Two siblings competing for the same thing. The new girl in Dad's firm, or their handsome dancing instructor. A playful
tussle, combat without blood.
Gay or Lesbian Lovers
You are a new couple just moved in to an apartment together. You're happy but not sure this will last. 
(Advise your students not to play this for laughs)
This is a lot fun. Play this as two young children, anywhere from five to ten years old. The dialog will have to be changed a little to reflect their age.
Your Night Out
Last night you went out after work and partied hearty. You must have hit at least three nightclubs. You don't remeber anything after one am.. You wake up in your own bed and there is a stranger sharing it with you.
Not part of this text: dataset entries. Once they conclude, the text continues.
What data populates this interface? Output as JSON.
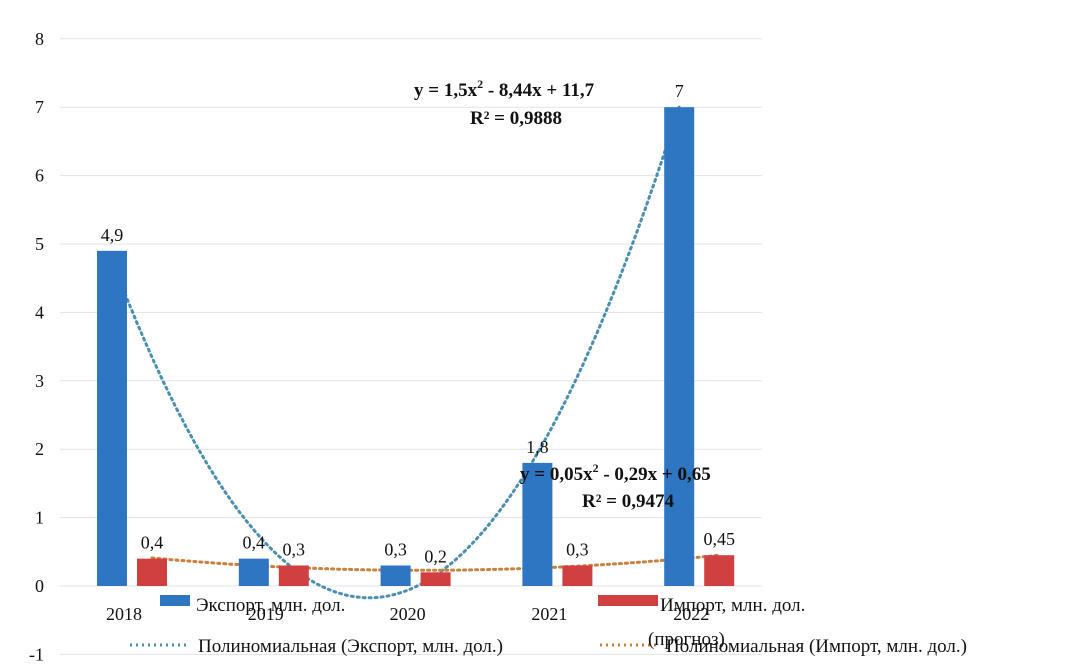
{
  "chart_data": {
    "type": "bar",
    "categories": [
      "2018",
      "2019",
      "2020",
      "2021",
      "2022"
    ],
    "ylim": [
      -1,
      8
    ],
    "yticks": [
      -1,
      0,
      1,
      2,
      3,
      4,
      5,
      6,
      7,
      8
    ],
    "grid": true,
    "series": [
      {
        "name": "Экспорт, млн. дол.",
        "color": "#2E75C2",
        "values": [
          4.9,
          0.4,
          0.3,
          1.8,
          7
        ],
        "labels": [
          "4,9",
          "0,4",
          "0,3",
          "1,8",
          "7"
        ]
      },
      {
        "name": "Импорт, млн. дол.",
        "color": "#D04040",
        "values": [
          0.4,
          0.3,
          0.2,
          0.3,
          0.45
        ],
        "labels": [
          "0,4",
          "0,3",
          "0,2",
          "0,3",
          "0,45"
        ]
      }
    ],
    "trendlines": [
      {
        "name": "Полиномиальная (Экспорт, млн. дол.)",
        "color": "#4A8FB0",
        "coefficients": [
          1.5,
          -8.44,
          11.7
        ],
        "equation_prefix": "y = 1,5x",
        "equation_suffix": " - 8,44x + 11,7",
        "r2": "R² = 0,9888"
      },
      {
        "name": "Полиномиальная (Импорт, млн. дол.)",
        "color": "#C8803C",
        "coefficients": [
          0.05,
          -0.29,
          0.65
        ],
        "equation_prefix": "y = 0,05x",
        "equation_suffix": " - 0,29x + 0,65",
        "r2": "R² = 0,9474"
      }
    ],
    "exponent": "2",
    "legend_position": "bottom",
    "legend_extra_text": "(прогноз)"
  }
}
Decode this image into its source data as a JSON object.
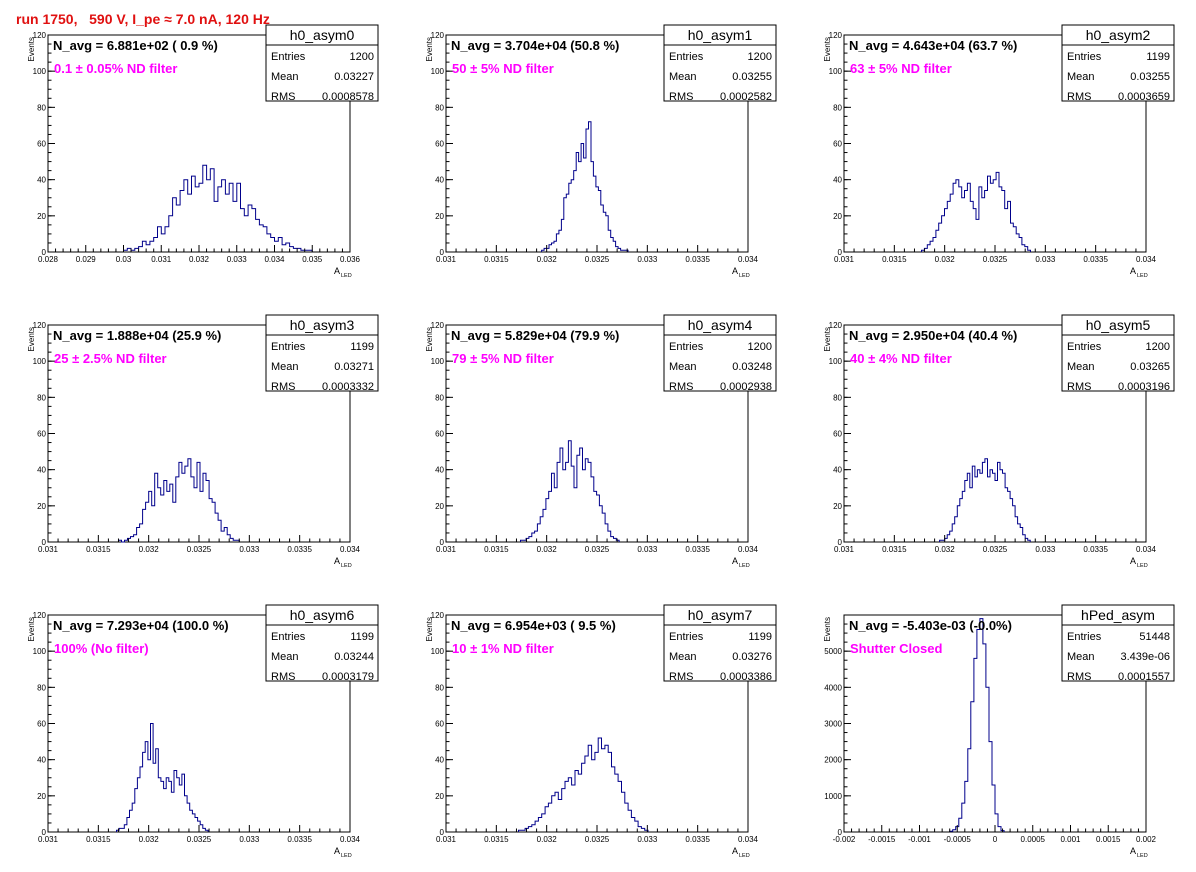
{
  "page": {
    "title": "run 1750,   590 V, I_pe ≈ 7.0 nA, 120 Hz"
  },
  "style": {
    "histColor": "#00008b",
    "annotColor": "#ff00ff",
    "titleColor": "#e01010",
    "axisColor": "#000000"
  },
  "chart_data": [
    {
      "type": "bar",
      "name": "h0_asym0",
      "nlabel": "N_avg = 6.881e+02 ( 0.9 %)",
      "annotation": "0.1 ± 0.05% ND filter",
      "stats": {
        "entries": "1200",
        "mean": "0.03227",
        "rms": "0.0008578"
      },
      "stat_labels": [
        "Entries",
        "Mean",
        "RMS"
      ],
      "xlabel": "A",
      "xlabel_sub": "LED",
      "ylabel": "Events",
      "xlim": [
        0.028,
        0.036
      ],
      "ylim": [
        0,
        120
      ],
      "xticks": [
        "0.028",
        "0.029",
        "0.03",
        "0.031",
        "0.032",
        "0.033",
        "0.034",
        "0.035",
        "0.036"
      ],
      "yticks": [
        "0",
        "20",
        "40",
        "60",
        "80",
        "100",
        "120"
      ],
      "bin_start": 0.03,
      "bin_width": 0.0001,
      "counts": [
        1,
        2,
        1,
        2,
        3,
        6,
        4,
        6,
        8,
        14,
        10,
        14,
        20,
        30,
        26,
        34,
        40,
        32,
        42,
        36,
        38,
        48,
        40,
        46,
        28,
        36,
        40,
        32,
        38,
        28,
        38,
        24,
        20,
        26,
        24,
        18,
        15,
        14,
        10,
        8,
        6,
        8,
        4,
        5,
        3,
        2,
        2,
        1,
        1,
        1
      ]
    },
    {
      "type": "bar",
      "name": "h0_asym1",
      "nlabel": "N_avg = 3.704e+04 (50.8 %)",
      "annotation": "50 ± 5% ND filter",
      "stats": {
        "entries": "1200",
        "mean": "0.03255",
        "rms": "0.0002582"
      },
      "stat_labels": [
        "Entries",
        "Mean",
        "RMS"
      ],
      "xlabel": "A",
      "xlabel_sub": "LED",
      "ylabel": "Events",
      "xlim": [
        0.031,
        0.034
      ],
      "ylim": [
        0,
        120
      ],
      "xticks": [
        "0.031",
        "0.0315",
        "0.032",
        "0.0325",
        "0.033",
        "0.0335",
        "0.034"
      ],
      "yticks": [
        "0",
        "20",
        "40",
        "60",
        "80",
        "100",
        "120"
      ],
      "bin_start": 0.03195,
      "bin_width": 2.45e-05,
      "counts": [
        1,
        2,
        2,
        4,
        5,
        6,
        10,
        12,
        18,
        30,
        32,
        38,
        40,
        45,
        55,
        50,
        60,
        52,
        68,
        72,
        50,
        42,
        36,
        34,
        26,
        22,
        20,
        12,
        8,
        6,
        3,
        2,
        1,
        1,
        1
      ]
    },
    {
      "type": "bar",
      "name": "h0_asym2",
      "nlabel": "N_avg = 4.643e+04 (63.7 %)",
      "annotation": "63 ± 5% ND filter",
      "stats": {
        "entries": "1199",
        "mean": "0.03255",
        "rms": "0.0003659"
      },
      "stat_labels": [
        "Entries",
        "Mean",
        "RMS"
      ],
      "xlabel": "A",
      "xlabel_sub": "LED",
      "ylabel": "Events",
      "xlim": [
        0.031,
        0.034
      ],
      "ylim": [
        0,
        120
      ],
      "xticks": [
        "0.031",
        "0.0315",
        "0.032",
        "0.0325",
        "0.033",
        "0.0335",
        "0.034"
      ],
      "yticks": [
        "0",
        "20",
        "40",
        "60",
        "80",
        "100",
        "120"
      ],
      "bin_start": 0.03177,
      "bin_width": 2.85e-05,
      "counts": [
        1,
        2,
        4,
        6,
        8,
        12,
        16,
        20,
        24,
        28,
        32,
        38,
        40,
        36,
        30,
        34,
        38,
        28,
        24,
        18,
        36,
        30,
        34,
        42,
        38,
        40,
        44,
        36,
        34,
        24,
        28,
        16,
        14,
        10,
        8,
        4,
        3,
        1
      ]
    },
    {
      "type": "bar",
      "name": "h0_asym3",
      "nlabel": "N_avg = 1.888e+04 (25.9 %)",
      "annotation": "25 ± 2.5% ND filter",
      "stats": {
        "entries": "1199",
        "mean": "0.03271",
        "rms": "0.0003332"
      },
      "stat_labels": [
        "Entries",
        "Mean",
        "RMS"
      ],
      "xlabel": "A",
      "xlabel_sub": "LED",
      "ylabel": "Events",
      "xlim": [
        0.031,
        0.034
      ],
      "ylim": [
        0,
        120
      ],
      "xticks": [
        "0.031",
        "0.0315",
        "0.032",
        "0.0325",
        "0.033",
        "0.0335",
        "0.034"
      ],
      "yticks": [
        "0",
        "20",
        "40",
        "60",
        "80",
        "100",
        "120"
      ],
      "bin_start": 0.0317,
      "bin_width": 3e-05,
      "counts": [
        1,
        0,
        1,
        2,
        3,
        4,
        8,
        10,
        18,
        22,
        28,
        20,
        38,
        30,
        26,
        34,
        28,
        32,
        22,
        36,
        44,
        38,
        42,
        46,
        36,
        30,
        44,
        28,
        38,
        34,
        24,
        22,
        16,
        12,
        6,
        8,
        4,
        2,
        1,
        1
      ]
    },
    {
      "type": "bar",
      "name": "h0_asym4",
      "nlabel": "N_avg = 5.829e+04 (79.9 %)",
      "annotation": "79 ± 5% ND filter",
      "stats": {
        "entries": "1200",
        "mean": "0.03248",
        "rms": "0.0002938"
      },
      "stat_labels": [
        "Entries",
        "Mean",
        "RMS"
      ],
      "xlabel": "A",
      "xlabel_sub": "LED",
      "ylabel": "Events",
      "xlim": [
        0.031,
        0.034
      ],
      "ylim": [
        0,
        120
      ],
      "xticks": [
        "0.031",
        "0.0315",
        "0.032",
        "0.0325",
        "0.033",
        "0.0335",
        "0.034"
      ],
      "yticks": [
        "0",
        "20",
        "40",
        "60",
        "80",
        "100",
        "120"
      ],
      "bin_start": 0.03174,
      "bin_width": 2.8e-05,
      "counts": [
        1,
        1,
        2,
        3,
        5,
        6,
        10,
        14,
        18,
        24,
        28,
        38,
        30,
        44,
        52,
        40,
        44,
        56,
        42,
        30,
        48,
        52,
        40,
        46,
        44,
        36,
        28,
        26,
        20,
        16,
        10,
        6,
        3,
        2,
        1
      ]
    },
    {
      "type": "bar",
      "name": "h0_asym5",
      "nlabel": "N_avg = 2.950e+04 (40.4 %)",
      "annotation": "40 ± 4% ND filter",
      "stats": {
        "entries": "1200",
        "mean": "0.03265",
        "rms": "0.0003196"
      },
      "stat_labels": [
        "Entries",
        "Mean",
        "RMS"
      ],
      "xlabel": "A",
      "xlabel_sub": "LED",
      "ylabel": "Events",
      "xlim": [
        0.031,
        0.034
      ],
      "ylim": [
        0,
        120
      ],
      "xticks": [
        "0.031",
        "0.0315",
        "0.032",
        "0.0325",
        "0.033",
        "0.0335",
        "0.034"
      ],
      "yticks": [
        "0",
        "20",
        "40",
        "60",
        "80",
        "100",
        "120"
      ],
      "bin_start": 0.03195,
      "bin_width": 2.5e-05,
      "counts": [
        1,
        1,
        2,
        4,
        6,
        10,
        14,
        20,
        24,
        28,
        34,
        38,
        30,
        42,
        36,
        40,
        38,
        44,
        46,
        36,
        40,
        38,
        34,
        44,
        40,
        38,
        30,
        28,
        24,
        20,
        14,
        10,
        8,
        4,
        2,
        1
      ]
    },
    {
      "type": "bar",
      "name": "h0_asym6",
      "nlabel": "N_avg = 7.293e+04 (100.0 %)",
      "annotation": "100% (No filter)",
      "stats": {
        "entries": "1199",
        "mean": "0.03244",
        "rms": "0.0003179"
      },
      "stat_labels": [
        "Entries",
        "Mean",
        "RMS"
      ],
      "xlabel": "A",
      "xlabel_sub": "LED",
      "ylabel": "Events",
      "xlim": [
        0.031,
        0.034
      ],
      "ylim": [
        0,
        120
      ],
      "xticks": [
        "0.031",
        "0.0315",
        "0.032",
        "0.0325",
        "0.033",
        "0.0335",
        "0.034"
      ],
      "yticks": [
        "0",
        "20",
        "40",
        "60",
        "80",
        "100",
        "120"
      ],
      "bin_start": 0.03168,
      "bin_width": 2.6e-05,
      "counts": [
        1,
        2,
        2,
        4,
        8,
        12,
        16,
        24,
        30,
        36,
        44,
        50,
        40,
        60,
        38,
        46,
        30,
        28,
        24,
        30,
        28,
        22,
        34,
        30,
        26,
        32,
        20,
        16,
        12,
        10,
        8,
        6,
        4,
        2,
        1
      ]
    },
    {
      "type": "bar",
      "name": "h0_asym7",
      "nlabel": "N_avg = 6.954e+03 ( 9.5 %)",
      "annotation": "10 ± 1% ND filter",
      "stats": {
        "entries": "1199",
        "mean": "0.03276",
        "rms": "0.0003386"
      },
      "stat_labels": [
        "Entries",
        "Mean",
        "RMS"
      ],
      "xlabel": "A",
      "xlabel_sub": "LED",
      "ylabel": "Events",
      "xlim": [
        0.031,
        0.034
      ],
      "ylim": [
        0,
        120
      ],
      "xticks": [
        "0.031",
        "0.0315",
        "0.032",
        "0.0325",
        "0.033",
        "0.0335",
        "0.034"
      ],
      "yticks": [
        "0",
        "20",
        "40",
        "60",
        "80",
        "100",
        "120"
      ],
      "bin_start": 0.03172,
      "bin_width": 3.3e-05,
      "counts": [
        1,
        1,
        2,
        3,
        4,
        6,
        8,
        10,
        14,
        16,
        20,
        22,
        18,
        24,
        28,
        30,
        26,
        34,
        32,
        38,
        42,
        48,
        40,
        44,
        52,
        46,
        48,
        44,
        36,
        32,
        28,
        22,
        16,
        12,
        8,
        6,
        3,
        2,
        1
      ]
    },
    {
      "type": "bar",
      "name": "hPed_asym",
      "nlabel": "N_avg = -5.403e-03 (-0.0%)",
      "annotation": "Shutter Closed",
      "stats": {
        "entries": "51448",
        "mean": "3.439e-06",
        "rms": "0.0001557"
      },
      "stat_labels": [
        "Entries",
        "Mean",
        "RMS"
      ],
      "xlabel": "A",
      "xlabel_sub": "LED",
      "ylabel": "Events",
      "xlim": [
        -0.002,
        0.002
      ],
      "ylim": [
        0,
        6000
      ],
      "xticks": [
        "-0.002",
        "-0.0015",
        "-0.001",
        "-0.0005",
        "0",
        "0.0005",
        "0.001",
        "0.0015",
        "0.002"
      ],
      "yticks": [
        "0",
        "1000",
        "2000",
        "3000",
        "4000",
        "5000"
      ],
      "bin_start": -0.0006,
      "bin_width": 4e-05,
      "counts": [
        20,
        60,
        150,
        380,
        800,
        1400,
        2300,
        3600,
        4800,
        5600,
        5900,
        5200,
        4000,
        2500,
        1300,
        500,
        150,
        40
      ]
    }
  ]
}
The students have to perform before the class. Let them set the stage: arranging the furniture, explaining beforehand that this desk is the stove or these chairs are the bed, etc..
After each performance, dish out praise. (Remember: deception and lying are integral parts of good teaching.)
Ask the class:

What did they notice?
What did they like about this exploit?
How might it be improved?
What were the characters thinking?
How did the actors handle the props or imaginary props?
Would you change the timing? Or what was cool about a pause in the action?
What about the staging? Could you always see the actor's faces?
How about volume? Where the players loud enough?
Pronunciation, could they be understood?

Have a lot of fun and make your students clap!